Polsen looked wholly admiring.
“Your powers of reasoning are becoming formidable, Grace.”
“Willa’s diary!” Grace exclaimed. “He knew about it and was afraid he was mentioned in it. He didn’t want me or anyone else reading it. But he couldn’t find it, because I have it here, in my handbag. So he must be Sven or Axel or Jacob. Do you think he’s Jacob, the Baron von Sturpe? A prominent man like that wouldn’t want a scandal.”
“Neither do I see him doing a grubby thing like searching a girl’s room,” said Polsen. All the same his eyes had their strange glint again, as if some theory were being tested in his brain. It was not one, however, that he intended to discuss with Grace. For all he added was, “You can feel safe tonight. I’m quite sure your visitor won’t return. If you are alarmed, don’t hesitate to use the broom.”
Which remark reduced the slightly sinister situation to comedy. As prob
ably Polsen had intended it should.
“I mean you to use it on the ceiling, not on your uninvited guest, of course. Although it might be best if you did both things.”
The telephone rang when Grace was in her bath. The sound was so unexpected that she leaped out and ran dripping across the polished floor of the living room, forgetting even to snatch up a towel. She had been lying in the warm water thinking that the only other tenants in the house, the two old ladies on the first floor, ought to be questioned. They might have seen someone go up the stairs that afternoon or heard movements overhead.
Two elderly sisters, unmarried, Fru Lindstrom had described them. Quiet, untroublesome people who kept to themselves and never made complaints.
Two women living a dull stay-at-home life sometimes saw and heard a great deal more than they ever acknowledged.
Now, however, the imperative ringing of the telephone might solve everything. There might be no need to ask questions of the Misses Morgensson or of anyone else.
For this, Grace’s excited blood told her, must be Willa.
“Hello,” she said breathlessly into the receiver.
“Grace? This is Kate Sinclair.”
“Oh, Kate.” The anticlimax was too disappointing. (But why had she imagined that Willa would telephone what should be an empty flat?)
“You sound upset.”
“No. It’s only that I’m dripping from my bath. Will you hold on a minute while I get a towel?”
When she came back swathed in one of Willa’s large bath towels, she was calm again.
“How are you, Kate? And the children?”
“Fine. Peter asked me to ring. He thought you might be lonely.”
“No, I’m not lonely. I’ve spent the day sightseeing. We went to Gripsholm Castle and had a picnic.”
“Isn’t it a bit chilly for picnics? Just a minute.” There was some murmuring, and Kate went on, “That was Peter. He wants to know who you went with.”

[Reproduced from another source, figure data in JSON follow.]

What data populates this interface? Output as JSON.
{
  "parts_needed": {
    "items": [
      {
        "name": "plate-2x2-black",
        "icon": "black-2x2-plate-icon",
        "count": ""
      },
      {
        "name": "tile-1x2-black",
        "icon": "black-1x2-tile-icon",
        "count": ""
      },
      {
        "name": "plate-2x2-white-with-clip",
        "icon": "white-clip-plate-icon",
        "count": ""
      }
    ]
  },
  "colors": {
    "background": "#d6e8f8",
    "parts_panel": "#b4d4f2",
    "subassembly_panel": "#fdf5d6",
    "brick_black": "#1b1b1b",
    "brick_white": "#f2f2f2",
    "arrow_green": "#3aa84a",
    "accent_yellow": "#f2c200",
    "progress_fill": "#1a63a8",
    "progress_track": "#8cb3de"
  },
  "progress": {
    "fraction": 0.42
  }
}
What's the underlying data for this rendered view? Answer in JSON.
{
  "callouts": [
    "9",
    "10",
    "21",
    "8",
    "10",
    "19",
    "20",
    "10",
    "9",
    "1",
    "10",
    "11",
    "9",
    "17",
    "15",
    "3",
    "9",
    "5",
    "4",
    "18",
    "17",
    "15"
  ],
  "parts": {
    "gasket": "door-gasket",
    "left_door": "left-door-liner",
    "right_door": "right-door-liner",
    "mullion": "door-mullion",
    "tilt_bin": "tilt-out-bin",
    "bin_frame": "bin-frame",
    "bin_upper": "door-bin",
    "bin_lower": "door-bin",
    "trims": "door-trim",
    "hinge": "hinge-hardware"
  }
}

“Is that any of his business?” Grace said lightly. “As a matter of fact, it was my neighbor. Or Willa’s neighbor. A very large kind Swede called Polsen who lectures at the university. He gave me a private lecture today on the portraits at Gripsholm.”
There was some more murmuring in the background: then Kate’s voice came again. “I’m sorry, Grace. Peter just wants me to explain to you that it is his business to see that British tourists don’t get into trouble.”